Il y a une évidente complémentarité entre la réintégration du commandement intégré de l’OTAN et l’entrée de la Turquie dans l’Union européenne, c’est un point sur lequel Nicolas Sarkozy n’est pas très honnête, lui qui a fait supprimer l’obligation de referendum lors de la révision constitutionnelle et a fait ouvrir huit chapitres supplémentaire lors de la présidence française de l’UE.

Cela implique une logique d'alliance non soumise aux Etats-Unis d'Amérique et une logique de " partenariat privilégié " avec des Etats n'ayant pas vocation à entrer dans la Communauté Européenne comme la Turquie.

Pour autant, rien ne doit empêcher les pays européens à l’histoire prestigieuse-le nôtre au premier chef- de poursuivre leurs grands projets dont, par exemple, l’Afrique francophone a singulièrement besoin.

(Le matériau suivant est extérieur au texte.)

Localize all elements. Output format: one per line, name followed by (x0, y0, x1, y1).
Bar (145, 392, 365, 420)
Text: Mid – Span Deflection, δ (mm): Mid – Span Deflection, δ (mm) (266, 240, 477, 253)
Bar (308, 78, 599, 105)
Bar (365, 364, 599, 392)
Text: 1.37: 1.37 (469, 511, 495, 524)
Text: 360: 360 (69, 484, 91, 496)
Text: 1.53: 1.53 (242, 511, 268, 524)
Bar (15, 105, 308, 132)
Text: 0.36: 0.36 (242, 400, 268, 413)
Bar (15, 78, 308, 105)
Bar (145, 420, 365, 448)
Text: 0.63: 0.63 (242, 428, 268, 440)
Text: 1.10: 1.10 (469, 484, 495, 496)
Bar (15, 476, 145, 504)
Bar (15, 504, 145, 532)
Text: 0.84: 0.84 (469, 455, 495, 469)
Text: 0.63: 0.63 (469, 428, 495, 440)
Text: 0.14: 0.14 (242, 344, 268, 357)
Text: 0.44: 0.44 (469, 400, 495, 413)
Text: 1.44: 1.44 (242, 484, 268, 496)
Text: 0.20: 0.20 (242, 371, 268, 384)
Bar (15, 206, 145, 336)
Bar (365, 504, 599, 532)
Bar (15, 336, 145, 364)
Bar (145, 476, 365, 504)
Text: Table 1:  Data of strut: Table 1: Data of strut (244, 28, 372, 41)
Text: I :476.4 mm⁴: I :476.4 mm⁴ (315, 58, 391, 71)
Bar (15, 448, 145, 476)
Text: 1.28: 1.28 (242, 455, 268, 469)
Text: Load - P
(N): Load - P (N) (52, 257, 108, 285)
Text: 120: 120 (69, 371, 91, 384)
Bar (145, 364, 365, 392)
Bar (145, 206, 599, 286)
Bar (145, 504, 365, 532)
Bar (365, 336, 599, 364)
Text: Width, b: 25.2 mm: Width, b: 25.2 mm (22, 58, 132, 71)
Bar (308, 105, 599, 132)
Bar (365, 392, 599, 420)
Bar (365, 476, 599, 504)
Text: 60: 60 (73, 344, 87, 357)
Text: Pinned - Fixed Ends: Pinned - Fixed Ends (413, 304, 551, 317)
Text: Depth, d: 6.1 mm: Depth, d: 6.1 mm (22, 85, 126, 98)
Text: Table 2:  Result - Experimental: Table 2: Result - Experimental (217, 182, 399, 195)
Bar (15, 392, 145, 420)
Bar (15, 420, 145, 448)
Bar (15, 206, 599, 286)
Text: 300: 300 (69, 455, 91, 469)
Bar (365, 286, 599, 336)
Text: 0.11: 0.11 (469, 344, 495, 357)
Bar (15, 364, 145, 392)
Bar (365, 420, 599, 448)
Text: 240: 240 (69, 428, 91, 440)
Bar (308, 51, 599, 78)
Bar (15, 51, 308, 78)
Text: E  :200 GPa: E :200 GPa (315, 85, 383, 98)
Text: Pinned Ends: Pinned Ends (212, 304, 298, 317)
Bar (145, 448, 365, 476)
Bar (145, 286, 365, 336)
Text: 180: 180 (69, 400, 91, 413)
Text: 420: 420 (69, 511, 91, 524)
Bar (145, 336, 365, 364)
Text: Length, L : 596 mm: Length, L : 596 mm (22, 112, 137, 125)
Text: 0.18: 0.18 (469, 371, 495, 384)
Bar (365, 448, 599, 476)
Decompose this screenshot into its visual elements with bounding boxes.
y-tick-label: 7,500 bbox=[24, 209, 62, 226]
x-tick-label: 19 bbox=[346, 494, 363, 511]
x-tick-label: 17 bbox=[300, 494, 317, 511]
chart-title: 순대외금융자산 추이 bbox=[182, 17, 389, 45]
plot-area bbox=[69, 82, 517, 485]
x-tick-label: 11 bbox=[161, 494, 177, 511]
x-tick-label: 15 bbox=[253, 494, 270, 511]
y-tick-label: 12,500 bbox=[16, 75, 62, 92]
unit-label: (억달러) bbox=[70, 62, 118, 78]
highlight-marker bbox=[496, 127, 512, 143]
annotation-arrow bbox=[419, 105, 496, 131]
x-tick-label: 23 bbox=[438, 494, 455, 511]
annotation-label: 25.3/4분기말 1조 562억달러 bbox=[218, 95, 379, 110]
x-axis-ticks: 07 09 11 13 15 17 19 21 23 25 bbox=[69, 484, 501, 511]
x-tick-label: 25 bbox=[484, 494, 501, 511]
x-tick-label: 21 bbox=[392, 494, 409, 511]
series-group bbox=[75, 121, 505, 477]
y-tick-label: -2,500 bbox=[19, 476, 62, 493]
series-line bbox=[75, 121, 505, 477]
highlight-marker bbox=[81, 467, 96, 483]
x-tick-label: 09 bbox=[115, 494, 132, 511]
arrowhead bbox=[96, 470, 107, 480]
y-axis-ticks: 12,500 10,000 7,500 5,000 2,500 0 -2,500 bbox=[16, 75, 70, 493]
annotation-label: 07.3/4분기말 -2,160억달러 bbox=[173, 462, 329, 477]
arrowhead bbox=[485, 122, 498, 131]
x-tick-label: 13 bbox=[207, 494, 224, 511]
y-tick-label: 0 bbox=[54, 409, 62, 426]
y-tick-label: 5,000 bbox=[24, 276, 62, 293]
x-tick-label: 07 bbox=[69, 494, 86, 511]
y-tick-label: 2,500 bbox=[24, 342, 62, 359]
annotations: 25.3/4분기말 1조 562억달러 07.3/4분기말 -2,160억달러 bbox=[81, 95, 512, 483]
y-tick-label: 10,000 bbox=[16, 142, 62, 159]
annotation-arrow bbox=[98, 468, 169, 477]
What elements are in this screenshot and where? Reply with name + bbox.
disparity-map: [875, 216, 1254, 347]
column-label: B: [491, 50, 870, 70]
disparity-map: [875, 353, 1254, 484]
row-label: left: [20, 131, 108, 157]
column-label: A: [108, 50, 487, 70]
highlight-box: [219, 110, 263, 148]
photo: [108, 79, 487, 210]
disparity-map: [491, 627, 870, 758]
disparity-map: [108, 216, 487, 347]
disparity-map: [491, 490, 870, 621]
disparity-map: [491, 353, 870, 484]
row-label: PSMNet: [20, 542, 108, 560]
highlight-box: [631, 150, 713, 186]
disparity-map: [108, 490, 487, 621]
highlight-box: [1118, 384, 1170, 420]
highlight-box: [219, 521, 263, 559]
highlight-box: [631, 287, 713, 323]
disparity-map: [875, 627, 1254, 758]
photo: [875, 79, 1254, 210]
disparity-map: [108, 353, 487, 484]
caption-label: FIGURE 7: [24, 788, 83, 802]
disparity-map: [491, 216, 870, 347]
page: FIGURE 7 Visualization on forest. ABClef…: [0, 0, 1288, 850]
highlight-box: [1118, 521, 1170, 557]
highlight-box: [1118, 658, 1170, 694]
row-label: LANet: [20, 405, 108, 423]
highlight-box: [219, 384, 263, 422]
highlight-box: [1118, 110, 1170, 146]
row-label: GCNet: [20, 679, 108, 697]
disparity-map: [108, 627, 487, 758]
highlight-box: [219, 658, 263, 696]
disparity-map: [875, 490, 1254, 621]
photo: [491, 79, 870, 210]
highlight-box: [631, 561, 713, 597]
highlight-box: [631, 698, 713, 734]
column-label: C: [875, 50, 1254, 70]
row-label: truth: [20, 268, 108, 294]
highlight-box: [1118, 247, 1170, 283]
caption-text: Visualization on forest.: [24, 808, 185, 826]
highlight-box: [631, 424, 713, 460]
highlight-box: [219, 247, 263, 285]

« la France est un besoin des hommes » comme le disait ce grand écrivain…la primauté accordée aux intérêts et à l’identité française ne peut en soi s’opposer ni à ceux des échelons inférieurs-« communautés intermédiaires » de proximité-pourvu qu’elles ne sombrent pas dans l’autonomisme- ni à ceux de l’ « échelon supérieur » que constitue l’Europe- à condition  que cette dernière s’appuie enfin sur ses différents Etats au lieu de cette indigeste bureaucratie tour à tour libre-échangiste et uniformisatrice.

Finalement, nous voulons une « Europe respectueuse de l’authenticité, des traditions et de la spécificité de chacun » et c’est en cela que la plate-forme Libertas apparaît la plus proche de nos aspirations.